Что за болезнь? Как она называется?

Смерть? Любовь?

О, разве смерть наша так удивительно –

Хороша?

Разве любовь для тебя так мучительна,

О, душа?

* * *

«О, сердце разрывается на части

От нежности… О да, я жизнь любил,

Не меряя, не утоляя страсти

— Но к тридцати годам нет больше сил».


И наклонясь с усмешкой над поэтом,

Ему хирург неведомый тогда

Разрежет грудь усталую ланцетом

И вместо сердца даст осколок льда.

* * *

Со всею искренностью говорю,

С печалью, заменяющей мне веру…

За призраки я отдал жизнь свою,

Не следуй моему примеру.

Настанет день… Устало взглянешь ты

На небо, в чудотворный час заката.

Исчезнут обманувшие мечты,

Настанет долгая за них расплата.

Не думай противостоять судьбе,

Негодовать, упорствовать, томиться…

Нет выбора — исход один тебе,

Один-единственный: перекреститься.

* * *

Нам суждено бездомничать и лгать,

Искать дурных знакомств, играть нечисто,

Нам слаще райской музыки внимать —

Два пальца в рот! — разбойничьему свисту.
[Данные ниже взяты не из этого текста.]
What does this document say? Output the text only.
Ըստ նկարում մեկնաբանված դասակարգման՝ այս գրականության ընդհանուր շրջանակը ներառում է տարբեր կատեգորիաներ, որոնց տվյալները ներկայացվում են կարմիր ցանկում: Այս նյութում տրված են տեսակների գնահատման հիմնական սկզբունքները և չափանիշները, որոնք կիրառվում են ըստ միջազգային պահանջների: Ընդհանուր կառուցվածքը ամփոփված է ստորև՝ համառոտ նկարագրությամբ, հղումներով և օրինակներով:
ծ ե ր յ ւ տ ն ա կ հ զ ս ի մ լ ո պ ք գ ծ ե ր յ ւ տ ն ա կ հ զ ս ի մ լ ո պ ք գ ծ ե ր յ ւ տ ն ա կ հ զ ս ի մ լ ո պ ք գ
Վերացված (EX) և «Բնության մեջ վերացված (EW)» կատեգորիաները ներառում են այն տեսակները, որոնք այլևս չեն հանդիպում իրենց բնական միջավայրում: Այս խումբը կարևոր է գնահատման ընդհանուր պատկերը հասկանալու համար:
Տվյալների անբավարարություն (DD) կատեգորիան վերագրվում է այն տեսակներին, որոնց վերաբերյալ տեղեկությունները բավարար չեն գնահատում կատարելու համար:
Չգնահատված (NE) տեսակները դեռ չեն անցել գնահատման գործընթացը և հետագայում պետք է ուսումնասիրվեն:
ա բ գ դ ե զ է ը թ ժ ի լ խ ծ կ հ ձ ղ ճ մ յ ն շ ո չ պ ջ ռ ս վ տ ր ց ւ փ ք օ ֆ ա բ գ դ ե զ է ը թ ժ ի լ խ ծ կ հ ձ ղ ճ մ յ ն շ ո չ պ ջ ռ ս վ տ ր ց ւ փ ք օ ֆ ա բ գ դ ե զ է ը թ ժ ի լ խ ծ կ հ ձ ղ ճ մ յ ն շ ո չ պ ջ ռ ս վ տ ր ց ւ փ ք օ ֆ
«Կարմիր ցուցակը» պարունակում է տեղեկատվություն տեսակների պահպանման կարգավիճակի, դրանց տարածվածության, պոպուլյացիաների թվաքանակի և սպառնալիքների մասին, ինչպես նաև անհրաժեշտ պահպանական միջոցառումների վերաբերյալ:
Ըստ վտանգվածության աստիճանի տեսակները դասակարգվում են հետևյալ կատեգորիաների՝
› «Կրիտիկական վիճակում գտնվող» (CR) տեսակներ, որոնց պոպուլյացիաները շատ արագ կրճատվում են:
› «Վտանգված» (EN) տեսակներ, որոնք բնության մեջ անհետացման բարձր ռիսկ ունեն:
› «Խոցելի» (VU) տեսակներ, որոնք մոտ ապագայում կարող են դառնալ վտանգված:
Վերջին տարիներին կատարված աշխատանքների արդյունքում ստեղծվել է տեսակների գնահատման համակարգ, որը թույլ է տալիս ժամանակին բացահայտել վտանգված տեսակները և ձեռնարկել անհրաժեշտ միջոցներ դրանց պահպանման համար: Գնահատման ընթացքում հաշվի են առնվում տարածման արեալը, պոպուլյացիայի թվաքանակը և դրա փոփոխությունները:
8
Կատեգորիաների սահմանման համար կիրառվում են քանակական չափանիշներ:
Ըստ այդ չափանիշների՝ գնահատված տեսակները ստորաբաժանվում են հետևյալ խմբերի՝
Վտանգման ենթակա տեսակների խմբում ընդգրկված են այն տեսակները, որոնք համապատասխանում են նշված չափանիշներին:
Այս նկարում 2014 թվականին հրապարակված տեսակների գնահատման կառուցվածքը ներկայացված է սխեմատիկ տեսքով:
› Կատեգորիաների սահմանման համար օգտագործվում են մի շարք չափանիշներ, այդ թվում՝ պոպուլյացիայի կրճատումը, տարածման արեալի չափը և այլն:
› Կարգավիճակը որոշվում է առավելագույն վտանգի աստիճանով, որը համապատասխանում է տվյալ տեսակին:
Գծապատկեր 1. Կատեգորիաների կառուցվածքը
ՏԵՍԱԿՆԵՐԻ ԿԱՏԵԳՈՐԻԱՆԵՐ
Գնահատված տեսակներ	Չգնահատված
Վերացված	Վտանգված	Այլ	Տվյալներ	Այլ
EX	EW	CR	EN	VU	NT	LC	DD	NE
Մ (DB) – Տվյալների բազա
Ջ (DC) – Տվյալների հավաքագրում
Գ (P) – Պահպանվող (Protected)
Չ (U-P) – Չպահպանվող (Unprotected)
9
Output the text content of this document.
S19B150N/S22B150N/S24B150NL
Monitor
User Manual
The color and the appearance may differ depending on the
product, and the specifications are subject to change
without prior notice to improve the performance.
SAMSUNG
Да, мы бродяги или шулера,

Враги законам, принципам, основам.

Так жили мы и так умрем. Пора!

Никто ведь и не вспомнит добрым словом.

И все-таки, не знаю почему,

Но твердо верю, — о, не сомневаюсь! —

Что вечное блаженство я приму

И ни в каких ошибках не раскаюсь.

* * *

.................................................

«Кутырина просит…» — «Послать ее к черту».

(Здесь черт для приличья: известно, куда).

Хватается в страхе Седых за аорту,

Трясется и Ляля, бледна и худа.

Один Калишевич спокоен и ясен

(На Ратнера, впрочем, взирая, как тигр).

Подвал продиктован, обед был прекрасен.

Каких вам еще наслаждений и игр?

Неслышно является Игорь Демидов,

Ласкателен, вкрадчив, как весь на шелку

(В сей комнате много он видывал видов).

«Абрамыч, отец… я спущусь… кофейку».

Отец что-то буркнул в ответ, и Демидов

К Дюпону идет, чтоб решать мо-круазе.

Кто был предпоследним в роду Хасанидов,

Как звали своячениц Жоржа Бизе?

Августа Филипповна входит в экстазе.

«Газеты достать абсолютно нельзя,

Весь город кричит о каком-то рассказе…

Кто автор? — Звоню. Разумеется — я».

Влетает, как ветер, как свет, как свобода,

Порывист, заносчив, рассеян, речист,

Ну, тот… с фельетонами в честь огорода…

Не то огородник, не то анархист.

Преемник Кропоткина, только пожиже,

Зовущий «бороться», как звал в старину.

(А в сущности, что ему делать в Париже,

Студенту российскому Осоргину?)

За ним, прикрывая застенчиво шею,

Имея для каждого свой комплимент,

Знакомый Парижу, известный Бродвею,

К тому же и нобелевский конкурент,

Вы поняли — Марк Александрыч Алданов,

Читательской массы последний кумир

(здесь две глупые строчки, которые пропускаю)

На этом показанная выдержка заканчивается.